改めて食料自給率4割のこの国の悲哀が身にしみます。

さらに日本人のグルメ嗜好のためか、魚はサバやイワシ、サンマの大衆魚の消費は減り、
ハマチやタイなど高級魚の養殖が増えました。
養殖の為に、またまた抗生物質などの薬剤が使用されます。
思い出すのは有機スズの被害です。
また、海外にまで進出してマングローブ林を荒廃させたエビ漁。
この問題は心痛みます。
それとは別に、勿論、こうしたエビやウナギも抗菌剤使用の魚です。
次に食品添加物。
食品添加物の規制など厚労省のホームページに法的な規制が載っています。
この問題を見ていく前に、ちょっと委員会の歴史を見ます。
1996年、「食品添加物の指定および使用基準」というガイドラインが出て安全性と有効性を審査していたのは、厚労大臣の諮問機関の食品衛生委員会。

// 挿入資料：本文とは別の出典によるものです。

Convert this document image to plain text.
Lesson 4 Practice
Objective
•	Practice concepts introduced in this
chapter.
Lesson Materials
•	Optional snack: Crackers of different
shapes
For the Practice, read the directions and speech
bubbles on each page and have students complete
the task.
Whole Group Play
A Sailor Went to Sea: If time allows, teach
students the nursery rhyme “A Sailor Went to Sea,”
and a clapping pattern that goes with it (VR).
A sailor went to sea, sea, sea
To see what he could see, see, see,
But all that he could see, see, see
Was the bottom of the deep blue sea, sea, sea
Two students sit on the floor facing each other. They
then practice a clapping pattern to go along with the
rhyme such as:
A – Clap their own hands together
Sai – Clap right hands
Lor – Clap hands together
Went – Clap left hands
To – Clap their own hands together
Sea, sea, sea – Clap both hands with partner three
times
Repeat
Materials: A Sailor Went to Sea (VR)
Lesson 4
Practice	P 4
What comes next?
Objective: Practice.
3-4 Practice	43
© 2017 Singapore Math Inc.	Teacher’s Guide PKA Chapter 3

この基準では「食品のとK末胃、本質または品質を変化させ、消費者を欺瞞するおそれがある場合」「劣悪な原料、またはこのましからざる手段もしくは技術の使用による影響を隠蔽する目的で使用される場合」は食品添加物として指定できない、とされていました。
が、
内閣府に委員会が出来ると同時に総合的な審査が分断されました。
指定要請者(添加物事業者)→厚労省→委員会に意見聴取→委員会がリスク評価→ADI(1日摂取許容量決定)→厚労省→食品衛生分科会に諮問→使用基準など許可→大臣が指定。
上のような流れで普通は決まっていきます。
ここで問題は、初期品安全委員会に消費者代表がおらず、声が届かないと言う事です。

以上、食品の化学物質についてみてきました。